The primary cause of this anticipated downturn is the proposed elimination of federal tax credits for residential solar. These incentives have been crucial for homeowners, making solar installations approximately 30% more affordable. Renewed for another decade under the 2022 Inflation Reduction Act, these tax credits are now under threat. If the GOP budget bill is ratified, homeowners could lose access to these critical savings within just six months, presenting a significant hurdle for those seeking to reduce their energy expenses via rooftop solar.
As utility bills continue to rise across the nation, many households are looking towards rooftop solar as a solution to lower their energy costs. Generally, households that install solar panels see a decrease in their electricity expenses, with lower-income families benefiting the most. However, without the federal tax credits, the financial burden of installing solar becomes much heavier, pushing this renewable energy option out of reach for many, particularly those who would gain the most from it.
According to estimates from Ohm Analytics, the average homeowner would face an extended payback period of five to six years longer to recoup their solar investment if these incentives were to disappear. This change could deter many potential buyers from making the switch to solar, further stalling the growth of the residential solar market.
The proposed tax-credit repeal would mark a significant setback for the already struggling residential solar industry in the U.S. The sector reached a peak in 2023, with 6.8 gigawatts of panels installed nationwide. However, California, the leading residential solar market, has already taken steps to diminish the financial viability of solar by reducing the compensation households receive for selling excess solar energy back to the grid. Coupled with high-interest rates that have made financing solar installations more challenging, these factors have led to recent bankruptcies among major national rooftop solar firms.

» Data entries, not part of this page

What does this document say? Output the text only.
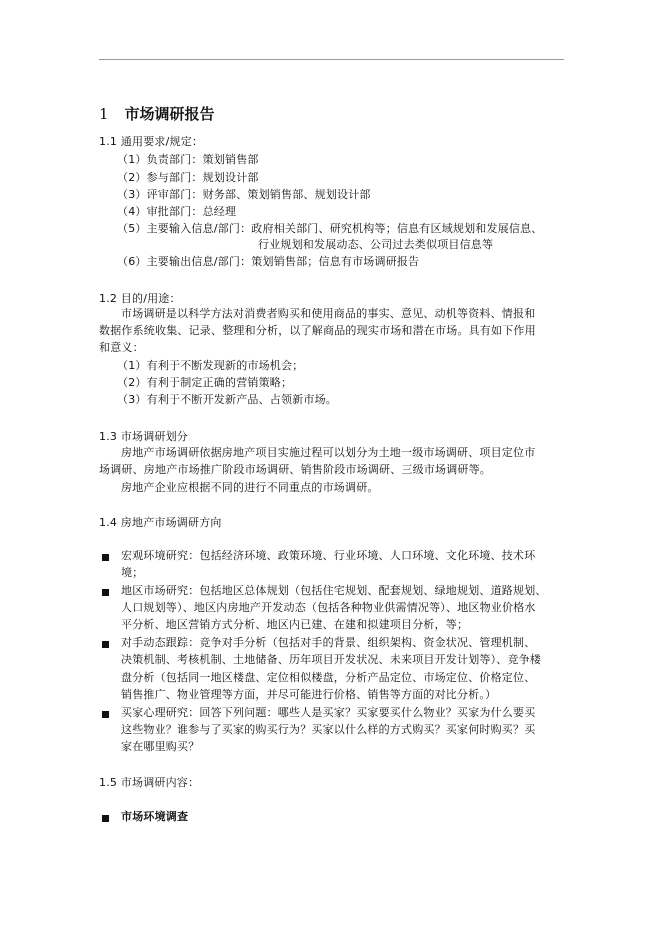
1 市场调研报告
1.1 通用要求/规定：
（1）负责部门：策划销售部
（2）参与部门：规划设计部
（3）评审部门：财务部、策划销售部、规划设计部
（4）审批部门：总经理
（5）主要输入信息/部门：政府相关部门、研究机构等；信息有区域规划和发展信息、
行业规划和发展动态、公司过去类似项目信息等
（6）主要输出信息/部门：策划销售部；信息有市场调研报告
1.2 目的/用途：
市场调研是以科学方法对消费者购买和使用商品的事实、意见、动机等资料、情报和
数据作系统收集、记录、整理和分析，以了解商品的现实市场和潜在市场。具有如下作用
和意义：
（1）有利于不断发现新的市场机会；
（2）有利于制定正确的营销策略；
（3）有利于不断开发新产品、占领新市场。
1.3 市场调研划分
房地产市场调研依据房地产项目实施过程可以划分为土地一级市场调研、项目定位市
场调研、房地产市场推广阶段市场调研、销售阶段市场调研、三级市场调研等。
房地产企业应根据不同的进行不同重点的市场调研。
1.4 房地产市场调研方向
宏观环境研究：包括经济环境、政策环境、行业环境、人口环境、文化环境、技术环
境；
地区市场研究：包括地区总体规划（包括住宅规划、配套规划、绿地规划、道路规划、
人口规划等）、地区内房地产开发动态（包括各种物业供需情况等）、地区物业价格水
平分析、地区营销方式分析、地区内已建、在建和拟建项目分析，等；
对手动态跟踪：竞争对手分析（包括对手的背景、组织架构、资金状况、管理机制、
决策机制、考核机制、土地储备、历年项目开发状况、未来项目开发计划等）、竞争楼
盘分析（包括同一地区楼盘、定位相似楼盘，分析产品定位、市场定位、价格定位、
销售推广、物业管理等方面，并尽可能进行价格、销售等方面的对比分析。）
买家心理研究：回答下列问题：哪些人是买家？买家要买什么物业？买家为什么要买
这些物业？谁参与了买家的购买行为？买家以什么样的方式购买？买家何时购买？买
家在哪里购买？
1.5 市场调研内容：
市场环境调查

As the Senate Finance Committee continues to deliberate on its version of the tax bill, which aligns with the House budget bill in proposing the elimination of tax credits for rooftop solar, uncertainty looms large. The potential repeal or reduction of these credits would not only be a significant setback for energy affordability but would also jeopardize the livelihood of approximately 100,000 individuals employed in the U.S. residential solar industry. More critically, it would impede efforts to reduce carbon emissions from the power sector, stalling progress towards a more sustainable energy future.